Premiers nur für ein Jahr
- ️Felix Lill
- ️Mon Dec 10 2012
Warum regiert ein japanischer Premier nur durchschnittlich zwölf Monate lang? Wissenschaftler streiten über den Verschleiß. Am Sonntag ist erneut Wahl.
10. Dezember 2012, 17:06 Uhr
Wie lange wird Shinzo Abe diesmal durchhalten? Wenn es so läuft, wie die Umfragen vorhersehen, wird der Chef der konservativen Liberaldemokratischen Partei (LDP) nach dem 16. Dezember Japans neuer Premier . Vor vier Jahren besetzte Abe diesen Posten schon einmal, allerdings nur für 366 Tage. Dann erkrankte er schwer und trat zurück . Nach Abe übernahm dessen Parteifreund Yasuo Fukuda , der bloß 363 Tage Premierminister blieb. Der darauf nachfolgende Taro Aso, ein weiterer Liberaldemokrat, hielt sich noch kürzer – 358 Tage.
Die fatale Tendenz zu kurzen Regierungszeiten sollte sich 2009 eigentlich ändern, als die LDP, die zuvor rund ein halbes Jahrhundert fast ununterbrochen regiert hatte, eine historische Wahlniederlage erlitt. Doch es ging genauso weiter. Yukio Hatoyama von der Demokratischen Partei Japans (DPJ) hielt sich 266 Tage im Amt, sein Nachfolger und Parteigenosse Naoto Kan blieb 452 Tage. Der amtierende Yoshihiko Noda hat nun ein Jahr und drei Monate das Amt besetzt – und wird am Wochenende höchstwahrscheinlich abgewählt. Sechs verschiedene Regierungschefs durchlebte Japan in den letzten sechs Jahren. Warum wechselt das Amt so schnell seinen Träger?

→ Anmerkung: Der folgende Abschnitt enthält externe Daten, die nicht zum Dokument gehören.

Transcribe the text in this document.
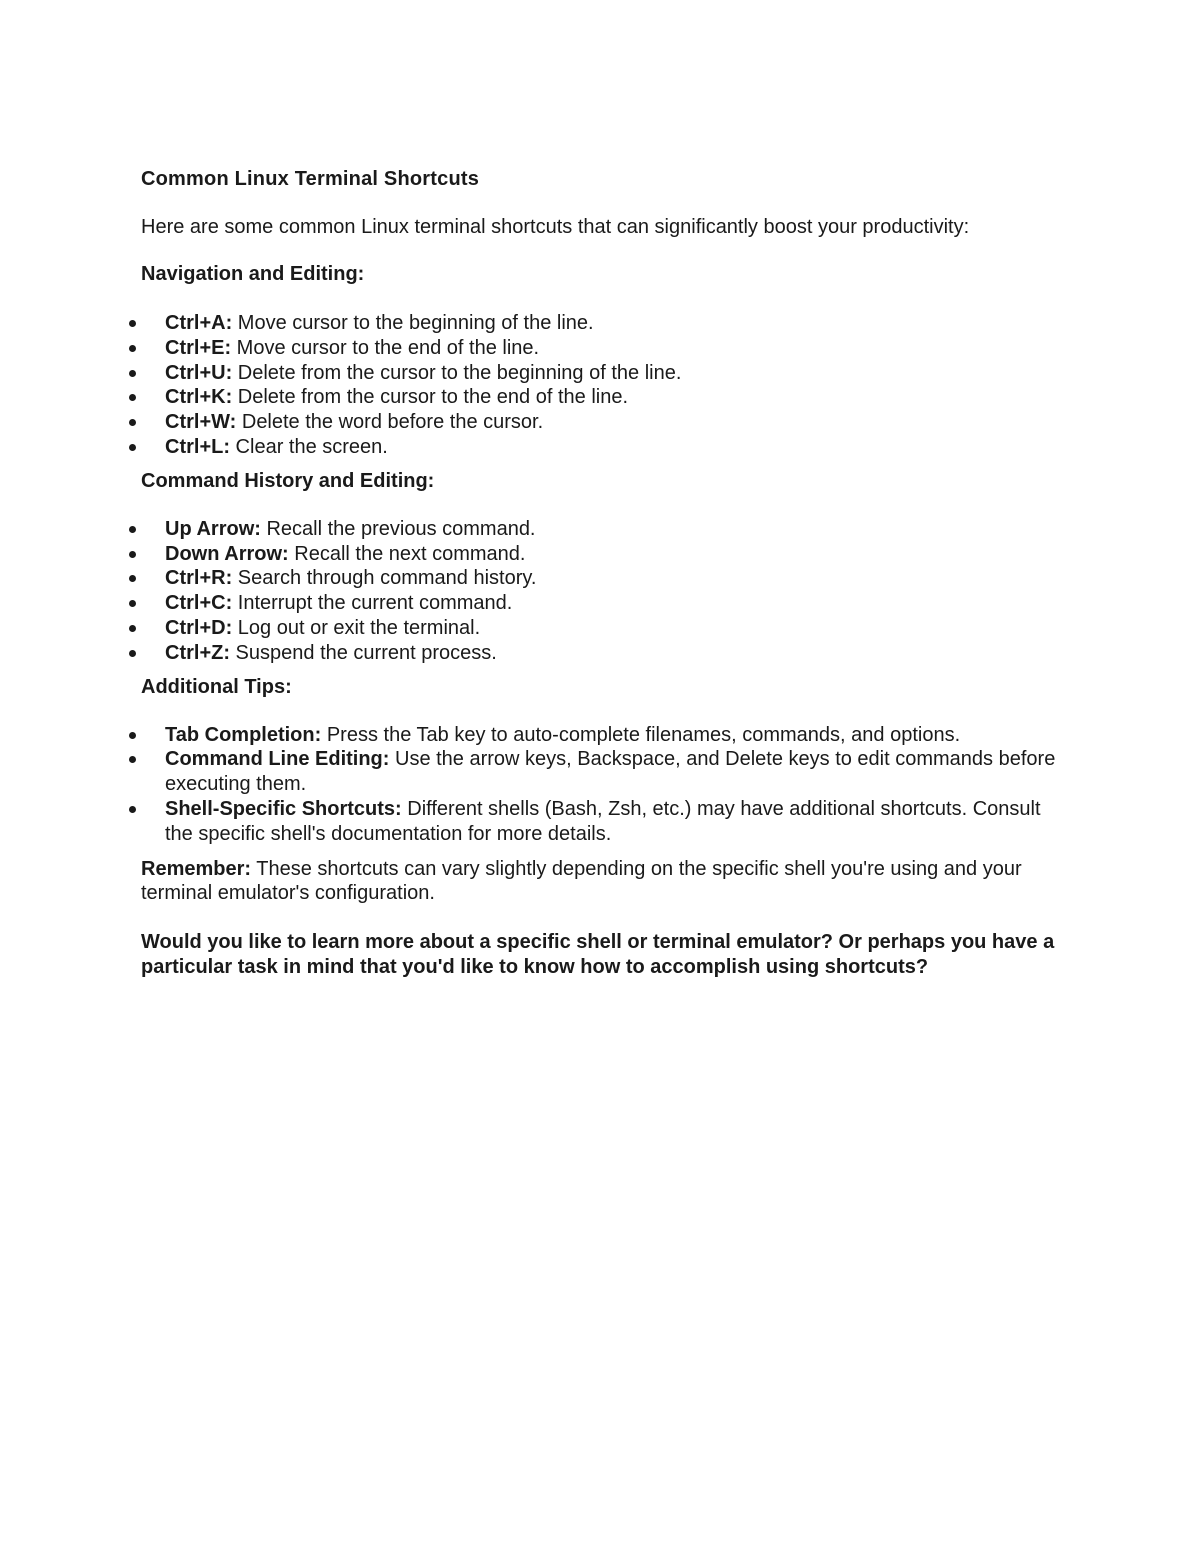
Common Linux Terminal Shortcuts

Here are some common Linux terminal shortcuts that can significantly boost your productivity:

Navigation and Editing:

Ctrl+A: Move cursor to the beginning of the line.
Ctrl+E: Move cursor to the end of the line.
Ctrl+U: Delete from the cursor to the beginning of the line.
Ctrl+K: Delete from the cursor to the end of the line.
Ctrl+W: Delete the word before the cursor.
Ctrl+L: Clear the screen.

Command History and Editing:

Up Arrow: Recall the previous command.
Down Arrow: Recall the next command.
Ctrl+R: Search through command history.
Ctrl+C: Interrupt the current command.
Ctrl+D: Log out or exit the terminal.
Ctrl+Z: Suspend the current process.

Additional Tips:

Tab Completion: Press the Tab key to auto-complete filenames, commands, and options.
Command Line Editing: Use the arrow keys, Backspace, and Delete keys to edit commands before executing them.
Shell-Specific Shortcuts: Different shells (Bash, Zsh, etc.) may have additional shortcuts. Consult the specific shell's documentation for more details.

Remember: These shortcuts can vary slightly depending on the specific shell you're using and your terminal emulator's configuration.

Would you like to learn more about a specific shell or terminal emulator? Or perhaps you have a particular task in mind that you'd like to know how to accomplish using shortcuts?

Eine Erklärung liefert Benjamin Nyblade von der University of British Columbia in seinem Papier The 21st Century Japanese Prime Minister: An Unusually Precarious Perch . Nach Reformen in den letzten Jahren sei der hohe Verschleiß an Premierministern "eine perverse Konsequenz vom erhöhten politischen Einfluss des Amtes", so Nyblade. In den Jahrzehnten der LDP-Herrschaft hätten traditionell die Abgeordneten die Marschrichtung vorgegeben, der Premierminister spiele eine eher reagierende Rolle.
Korruptionsskandale haben das System verändert
Durch Japans Listenwahlsystem waren denn nicht so sehr Parteien, sondern eher deren Kandidaten in den Bezirken wahlentscheidend, sodass diese starken politischen Einfluss im Parlament hatten. Bei Unstimmigkeiten erlaubten es sich Politiker daher wiederholt, sich von der eigenen Partei abzuspalten und neue Fraktionen zu gründen. Auch bei den Wahlen 2012 finden sich unter den insgesamt zwölf Plattformen mehrere Splitterparteien.
Als in den 1990er Jahren jedoch gleich mehrere politische Korruptionsskandale ans Licht kamen, entschied sich Japans Politik dafür, die zentrale Führung im System zu verstärken, einfach, indem man das Personal im Kabinettsbüro, welches direkt dem Premierminister untersteht, verdreifachte. Auch das Wahlsystem änderte sich dahingehend, dass das politische Programm einer Partei künftig wichtiger werden sollte als die Beliebtheit einzelner Kandidaten. Das jedoch wiederum habe "zu einer Hypersensibilität der Öffentlichkeit geführt", beobachtet Nyblade. Weil plötzlich die Marke einer Partei wichtiger geworden ist, fürchteten diese nun ständig um ihr Ansehen, was auch zu kurzsichtigerer Politik geführt habe.
Gleichzeitig seien es die Wähler immer noch gewohnt, eher einzelnen Politikern zu folgen als den Parteien, für die diese gerade antreten, sagt Junko Kato von der Universität Tokyo. Das macht es in Zeiten wirtschaftlicher Stagnation opportun, in politisch schwierigen Phasen den Regierungschef auszutauschen. Jeder Premierminister der letzten Jahre sei sein Amt mit hohen Beliebtheitswerten angetreten und habe es kurz danach mit kaum noch Zustimmung wieder verlassen, so Nyblade. Auch Shinzo Abe sei etwa nicht bloß wegen seiner Krankheit zurückgetreten, sondern nach öffentlicher Empörung: Als Japan sein Pensionssystem digitalisieren wollte, waren die Daten von 50 Millionen Versicherten verloren gegangen.